THE WINNER OF TODAY'S INTERNET IS HERE!!!!!


Do you have any idea how hard it was to not use words like Van Dammege or Van Damme It when typing that title? It was tough but I persevered.  The truth is if you were ever an old school Kung Fu movie fan then you probably also spent some time watching the brief "ninja movie" movement from the 80's. Which would then have lead you toward the Karate/Kickboxing type movies of the later 80's. Which probably means at some point you had an eye open toward the career of one Mr. Jean Claude Van Damme.
Whatever anyone says about his movies no one can say Bloodsport wasn't the shit.


Sure some people said they were going to go see his 2008 flick JCVD, and some even went so far as to pretend that they saw the movie and in theatres at that. And of all those who pretended to see the film the vast majority of them pretended that they enjoyed it.
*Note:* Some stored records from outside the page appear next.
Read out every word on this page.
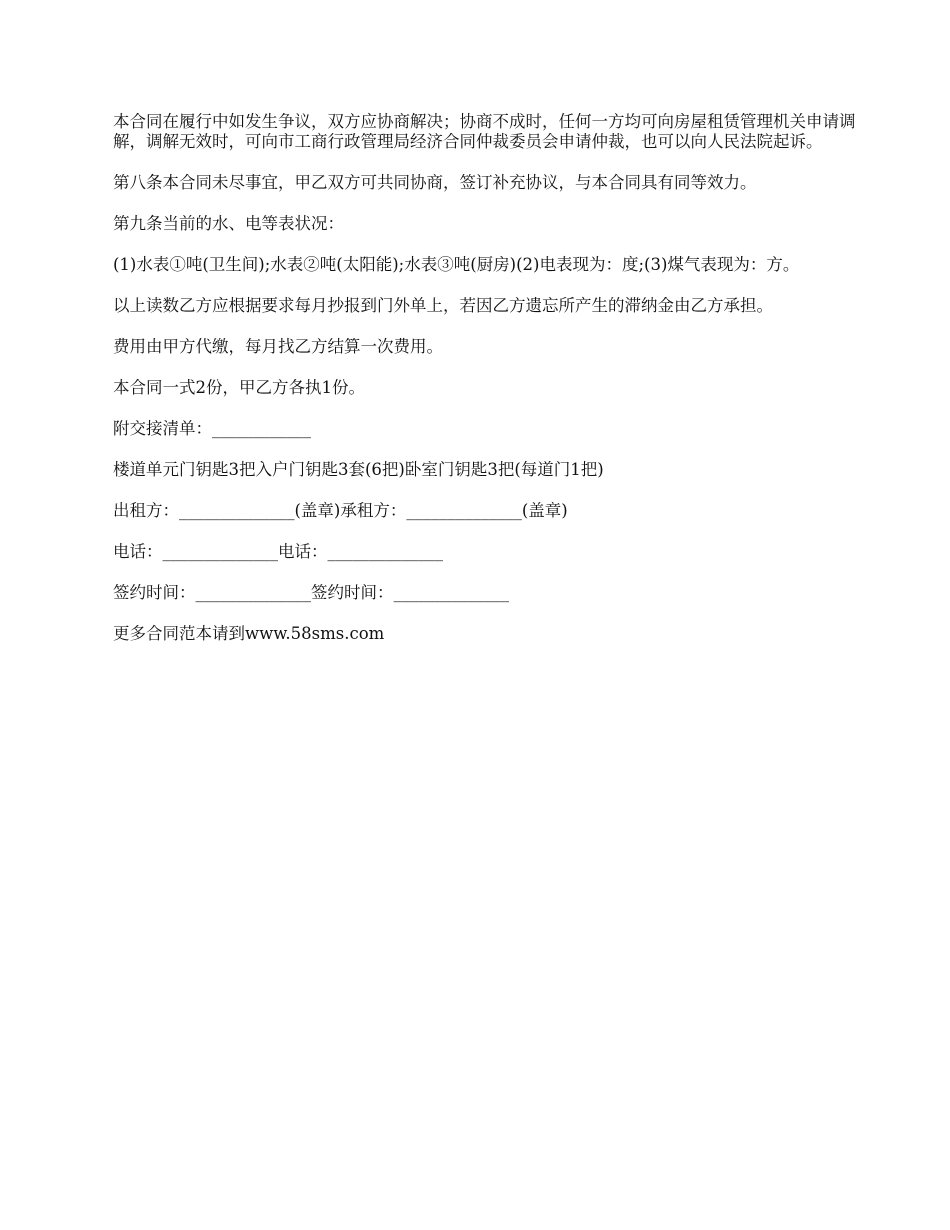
本合同在履行中如发生争议，双方应协商解决；协商不成时，任何一方均可向房屋租赁管理机关申请调解，调解无效时，可向市工商行政管理局经济合同仲裁委员会申请仲裁，也可以向人民法院起诉。

第八条本合同未尽事宜，甲乙双方可共同协商，签订补充协议，与本合同具有同等效力。

第九条当前的水、电等表状况：

(1)水表①吨(卫生间);水表②吨(太阳能);水表③吨(厨房)(2)电表现为：度;(3)煤气表现为：方。

以上读数乙方应根据要求每月抄报到门外单上，若因乙方遗忘所产生的滞纳金由乙方承担。

费用由甲方代缴，每月找乙方结算一次费用。

本合同一式2份，甲乙方各执1份。

附交接清单：____________

楼道单元门钥匙3把入户门钥匙3套(6把)卧室门钥匙3把(每道门1把)

出租方：______________(盖章)承租方：______________(盖章)

电话：______________电话：______________

签约时间：______________签约时间：______________

更多合同范本请到www.58sms.com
Still despite all that pretend love it will always begin and end with muthafukkin kumite bricks don't hit back Bloodsport.

Anyway that was the movie that introduced most of us to the famous Van Damme splits that blurred the line between male and female. He had done them in prior movies but Bloodsport was the film that made them legendary. Anyway that splits technique was so widely talked about that Van Damme started doing it every chance he got. Every movie, t.v appearances, they should bury him in a coffin shaped like a Tetris piece he did the splits so much. It started becoming corny fast. He did the splits while warming up, he did them amongst bamboo trees, he did them to punch a man in the balls and to kill man as he lay in wait. Like how many times are you going to find that the splits is the perfect way to win a fight before you maybe develop a round house, Muay Thai plum? Some shit.

Still, no matter how corny that shit got this video here brings it right back to cool street.

Fuck. Yeah. As is often the case sometimes a vulva has to be sacrificed for the greater good.